The Billboard Top 100 Songs for 2012 featured 11 songs about cheating, but none of the year’s cheating tracks came from empowered female country artists. Taylor Swift capitalized on “We are Never Ever Getting Back Together,” but 2012 left most of the songs about cheating to the realm of rap.

The Daily Texan limited our research on cheating in music to the top 100 singles of 2012. All statistical findings are based on that data.

Of the 16 rap songs that fall among the top 100, eight of them are about cheating. Those songs are all sung from the male perspective.

The men of 2012 rap music were big proponents of cheating. As 2 Chainz so eloquently states in his Top 100 song “No Lie,” the “Thug life” involves having “one wife, a mistress and a girlfriend.” 

Drake, the pretty boy of the rap industry, showed off a more sensitive side in his song “Take Care.” The song was a collaboration with Rihanna and charted at No. 23, but was also the only cheating-oriented rap song where the man was the victim. 

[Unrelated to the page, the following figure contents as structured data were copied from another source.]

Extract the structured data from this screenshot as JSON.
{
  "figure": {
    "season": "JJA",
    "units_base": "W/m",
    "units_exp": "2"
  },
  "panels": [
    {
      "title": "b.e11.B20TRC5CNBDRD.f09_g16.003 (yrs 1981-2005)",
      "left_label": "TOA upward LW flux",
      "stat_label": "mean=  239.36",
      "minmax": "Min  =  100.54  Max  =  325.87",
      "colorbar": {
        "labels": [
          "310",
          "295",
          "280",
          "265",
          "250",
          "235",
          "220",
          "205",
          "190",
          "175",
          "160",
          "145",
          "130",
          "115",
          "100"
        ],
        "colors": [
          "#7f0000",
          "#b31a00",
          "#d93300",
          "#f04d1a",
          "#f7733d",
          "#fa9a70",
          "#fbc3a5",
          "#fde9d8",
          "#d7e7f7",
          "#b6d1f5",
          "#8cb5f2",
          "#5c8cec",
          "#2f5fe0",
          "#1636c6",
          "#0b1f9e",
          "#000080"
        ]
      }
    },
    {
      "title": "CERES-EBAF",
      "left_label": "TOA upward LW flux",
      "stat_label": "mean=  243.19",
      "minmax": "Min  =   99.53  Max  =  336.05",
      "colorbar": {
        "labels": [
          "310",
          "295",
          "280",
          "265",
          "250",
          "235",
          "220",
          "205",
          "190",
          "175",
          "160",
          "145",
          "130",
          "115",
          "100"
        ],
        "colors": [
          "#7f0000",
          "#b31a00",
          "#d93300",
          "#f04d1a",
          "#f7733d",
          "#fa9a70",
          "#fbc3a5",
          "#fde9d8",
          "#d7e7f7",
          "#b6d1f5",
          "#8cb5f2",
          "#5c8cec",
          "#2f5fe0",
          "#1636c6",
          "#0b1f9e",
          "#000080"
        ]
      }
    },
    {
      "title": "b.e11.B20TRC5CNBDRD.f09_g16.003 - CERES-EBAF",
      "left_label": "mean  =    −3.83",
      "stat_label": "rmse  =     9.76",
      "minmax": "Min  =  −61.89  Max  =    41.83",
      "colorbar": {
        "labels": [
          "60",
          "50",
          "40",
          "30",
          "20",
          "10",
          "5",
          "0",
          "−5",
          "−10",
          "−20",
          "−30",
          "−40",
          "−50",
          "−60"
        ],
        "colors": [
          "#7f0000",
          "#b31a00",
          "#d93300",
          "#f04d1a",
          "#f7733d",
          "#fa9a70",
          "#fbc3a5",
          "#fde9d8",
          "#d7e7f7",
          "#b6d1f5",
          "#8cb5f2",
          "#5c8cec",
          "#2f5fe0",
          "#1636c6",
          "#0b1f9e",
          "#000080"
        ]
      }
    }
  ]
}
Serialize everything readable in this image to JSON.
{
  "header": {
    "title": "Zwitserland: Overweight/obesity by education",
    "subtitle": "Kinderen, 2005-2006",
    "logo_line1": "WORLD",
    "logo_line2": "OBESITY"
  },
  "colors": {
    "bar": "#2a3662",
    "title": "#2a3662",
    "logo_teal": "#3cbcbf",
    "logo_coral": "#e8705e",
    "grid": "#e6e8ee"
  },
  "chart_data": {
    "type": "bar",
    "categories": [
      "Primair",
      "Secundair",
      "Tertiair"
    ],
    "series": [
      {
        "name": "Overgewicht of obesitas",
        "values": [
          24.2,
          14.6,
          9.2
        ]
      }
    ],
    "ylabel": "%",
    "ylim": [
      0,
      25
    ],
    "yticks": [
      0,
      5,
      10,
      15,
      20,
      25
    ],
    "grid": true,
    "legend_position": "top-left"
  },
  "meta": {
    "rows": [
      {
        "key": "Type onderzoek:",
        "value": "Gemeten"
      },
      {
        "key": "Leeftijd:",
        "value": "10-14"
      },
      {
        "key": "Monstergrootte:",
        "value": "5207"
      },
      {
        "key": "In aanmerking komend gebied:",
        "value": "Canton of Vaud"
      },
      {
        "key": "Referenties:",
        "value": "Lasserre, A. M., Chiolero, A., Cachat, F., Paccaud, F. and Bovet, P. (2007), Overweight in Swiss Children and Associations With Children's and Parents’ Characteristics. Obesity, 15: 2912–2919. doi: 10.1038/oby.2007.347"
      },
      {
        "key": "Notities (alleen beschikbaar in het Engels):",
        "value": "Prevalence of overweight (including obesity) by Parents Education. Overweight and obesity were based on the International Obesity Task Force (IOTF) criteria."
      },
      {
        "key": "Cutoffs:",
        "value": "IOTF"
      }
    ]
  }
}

The other seven cheating-themed rap songs are all focused on the apparent glamour of cheating, as if it is a status symbol or a badge of honor that all of the boys of rap long to pin on their flat-billed baseball caps. 

Even outside of rap, the females of the music industry stayed relatively silent about their relationship exploits and experiences. 

When women do channel their cheating struggles into songs, they typically sing about being the victim of relationship dishonesty.

None of the cheating-related songs released in 2012 were sung by females, so our research was focused on the country music genre.

Underwood sings about teaching her ex-partner a lesson and getting retribution by vandalizing his car. Taylor Swift releases the heartache she experienced with one of her celebrity boyfriends who strayed in her song “Should’ve Said No.” Shania Twain questions her wandering partner in the song “Whose Bed Have Your Boots Been Under.”

All of these cheated ladies come from the genre of country, which is a genre that typically harbors empowered female singers. The lifestyle of a stereotypical country star is starkly different from the lifestyle of the stereotypical rapper, which could also be a factor in the different approach to dishonesty.

Aside from the few female rappers such as Nicki Minaj and Ciara, rap is usually a male-dominated genre. This, combined with the infamous rapper lifestyle, makes it unlikely to find a rap song where the man is portrayed as the victim. 

Instead, the top-charting rap songs allude to a lifestyle of “thirsty women” and “stealing bitches.” They can be heard blaring through club speakers and providing a sound track to high school proms nationwide.

Meanwhile, there is a woman in a nameless, dimly lit bar drunkenly singing “Before He Cheats” for karaoke night.